The Duke of Cambridge challenged himself to make a “positive personal” contribution in the fight against climate change so he could look his “children in the eye” and say he had done his “bit”, a royal aide has said.
William’s thinking behind establishing his ambitious Earthshot Prize was revealed ahead of the announcement, later on Friday, of the first 15 finalists and their innovative solutions to “repair” the planet.
In his introduction for the official Earthshot book, the duke said he wanted his environmental prize – which has a £50 million prize pot – to recapture the “human ingenuity, purpose and optimism” associated with John F Kennedy’s “Moonshot” challenge.
Jason Knauf, chief executive officer of William’s Royal Foundation, said: “The challenge the duke set himself was ‘What is the maximum positive personal contribution I can make in the next 10 years in the fight against climate change?
“‘What am I going to do in the next decade that means I can look my children in the eye and say that I did my bit?’ Every aspect of the prize bears the stamp of his contribution.”
In his introduction to Earthshot: How To Save Our Planet, published later this month, the duke says about his inspiration: “I wanted to recapture Kennedy’s Moonshot spirit of human ingenuity, purpose and optimism, and turn it with laser-sharp focus and urgency on to the most pressing challenge of our time – repairing our planet.”
William spent two years working on the project with his Royal Foundation, and the seeds of the idea were sown during a visit to Namibia, Tanzania and Kenya in autumn 2018, when he met frontline conservation workers and those from local communities.
In the introduction he says the crucial moment was the leg in Namibia when he made an early-morning trip to try to catch a glimpse of black rhino.
“The rich wildlife that I saw thriving on that visit struck a real chord. The community conservancy model is a prime example of how a simple, positive solution can have wide-reaching benefits for both humans and nature.
“Most importantly of all, it is a success story that can be replicated and scaled. I wanted to find a way to bottle that innovation and community spirit and mass-produce it globally.”
The duke said he saw his ambitious project as a means to turn around pessimism about the planet’s future, as he believed at the time there was “a real risk that people would switch off, that they would feel so despondent, so fearful and so powerless”.
He added: “I started thinking about what to do to change the equation to something else: urgency + optimism = action. The most famous example of using optimism to rise to a great challenge is the Moonshot…”
The prize is likely to be seen as William’s career-defining project, like his father’s Prince’s Trust or grandfather’s Duke of Edinburgh Award scheme, and reflects his growing confidence.

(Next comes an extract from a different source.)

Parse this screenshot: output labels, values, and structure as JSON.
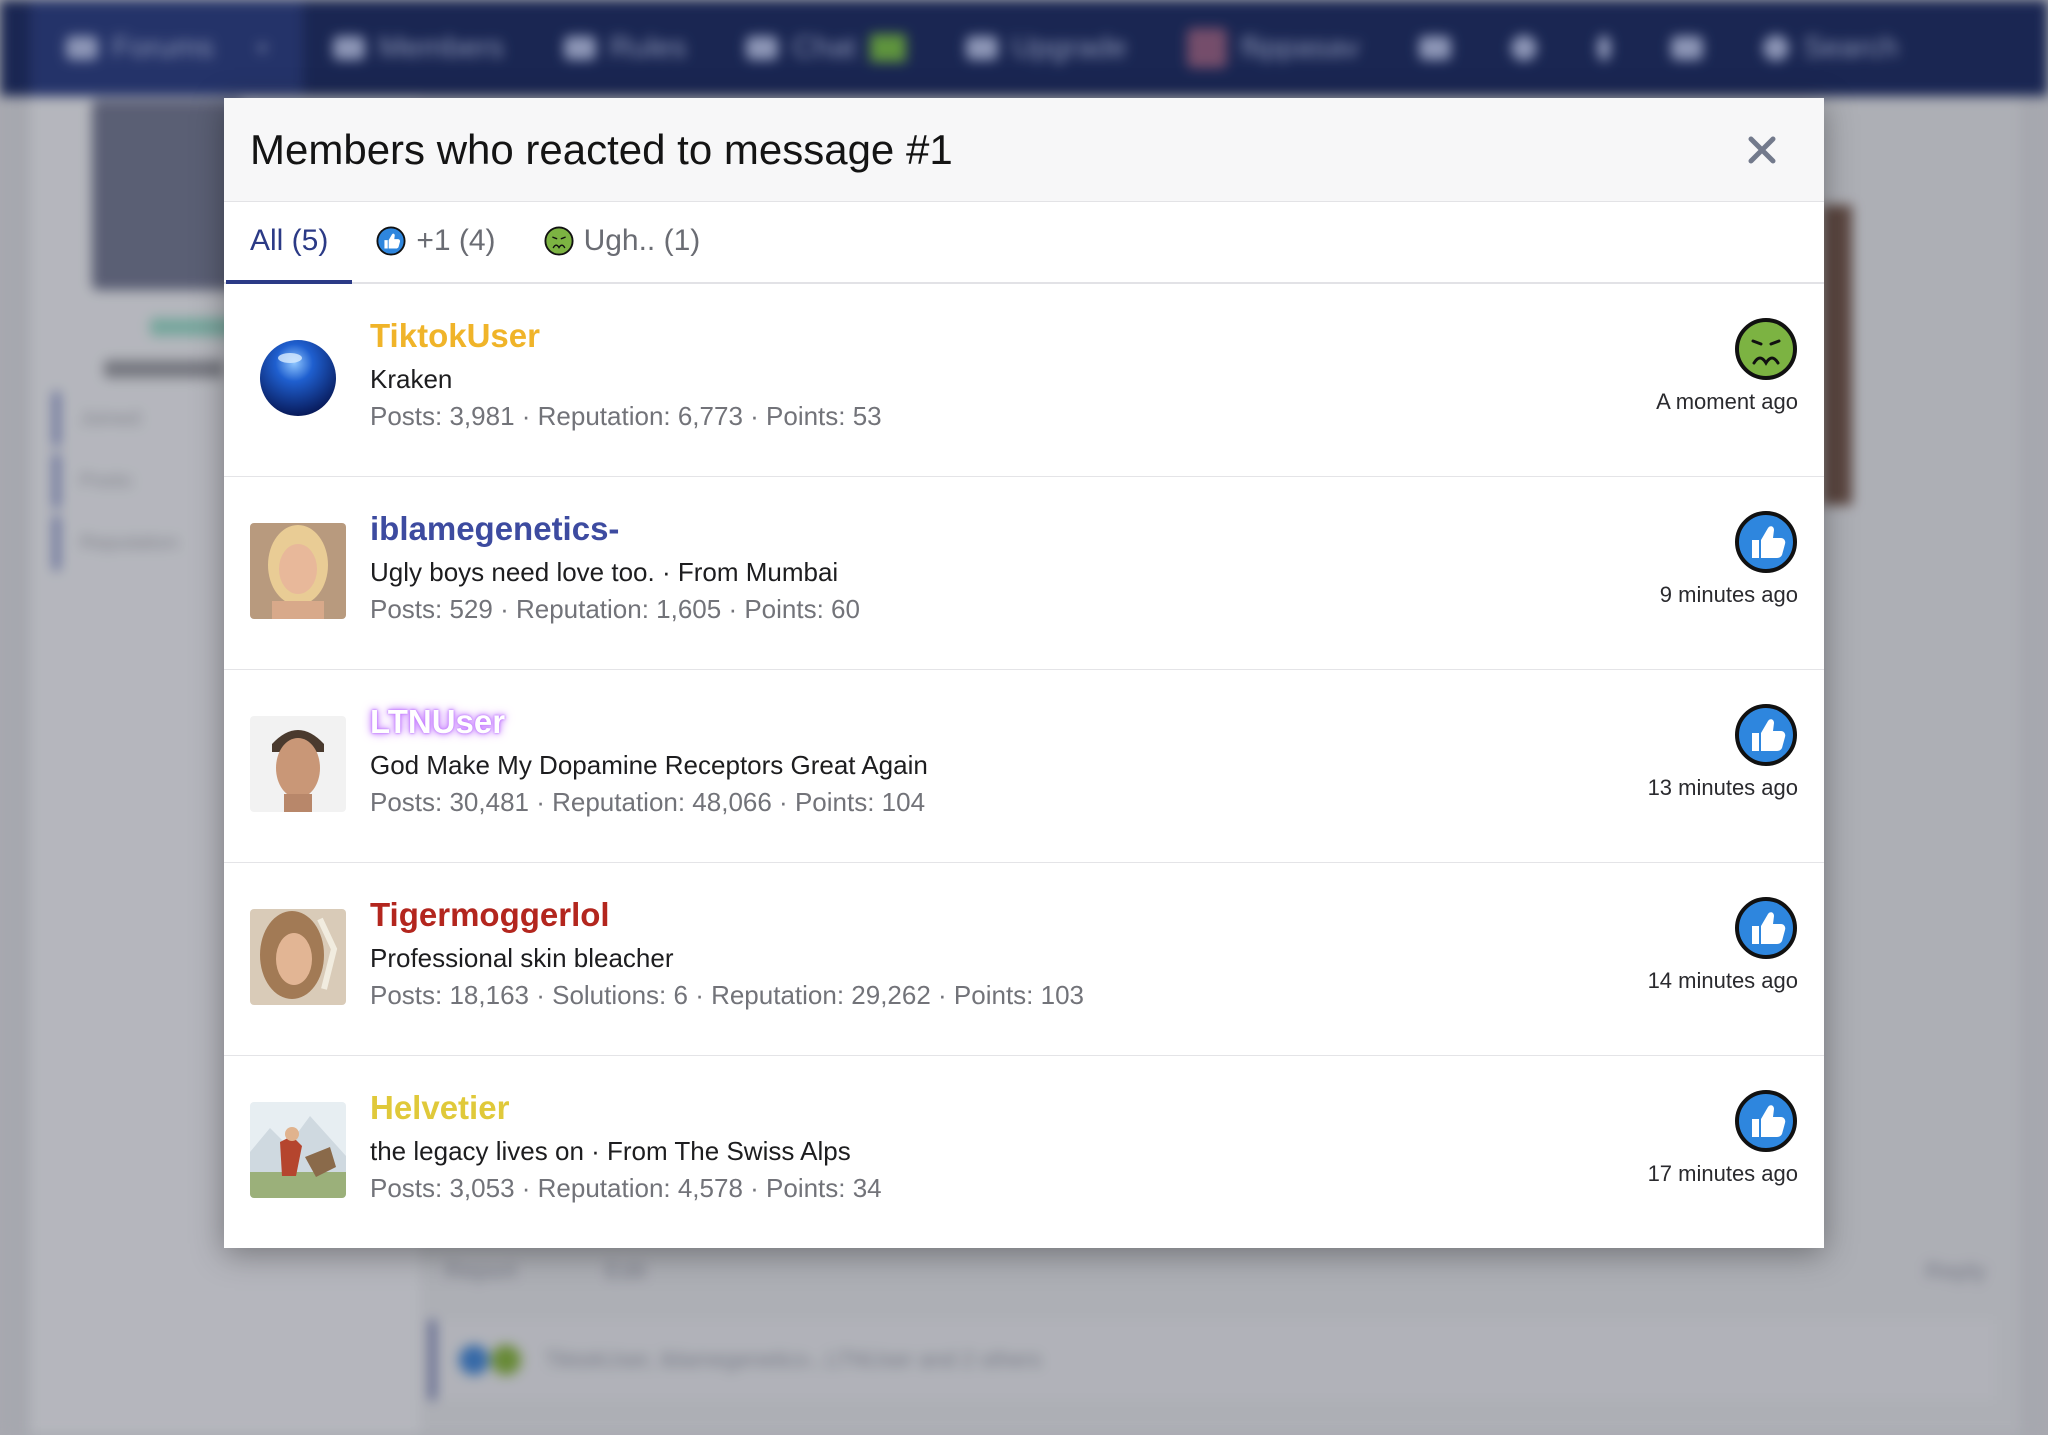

Every year from 2021 until the end of the decade, winners in five categories will each receive £1 million after being picked by a judging panel consisting of the duke and leading figures.
The Earthshot Prize takes its inspiration from the Apollo Moon landings, nicknamed Moonshot, which helped advance mankind’s technological achievements, and features five Earthshots which, organisers say, if achieved by 2030 would improve life for all.
Each has £1 million in prize money which will support environmental and conservation projects agreed with the winners, who could be individuals, a group of scientists or activists, businesses, governments and even a city or country.
They will be recognised for new ideas, technologies, policies or solutions which tackle one of the five Earthshots: Protect and restore nature; Clean our air, Revive our oceans; Build a waste-free world; and Fix our climate.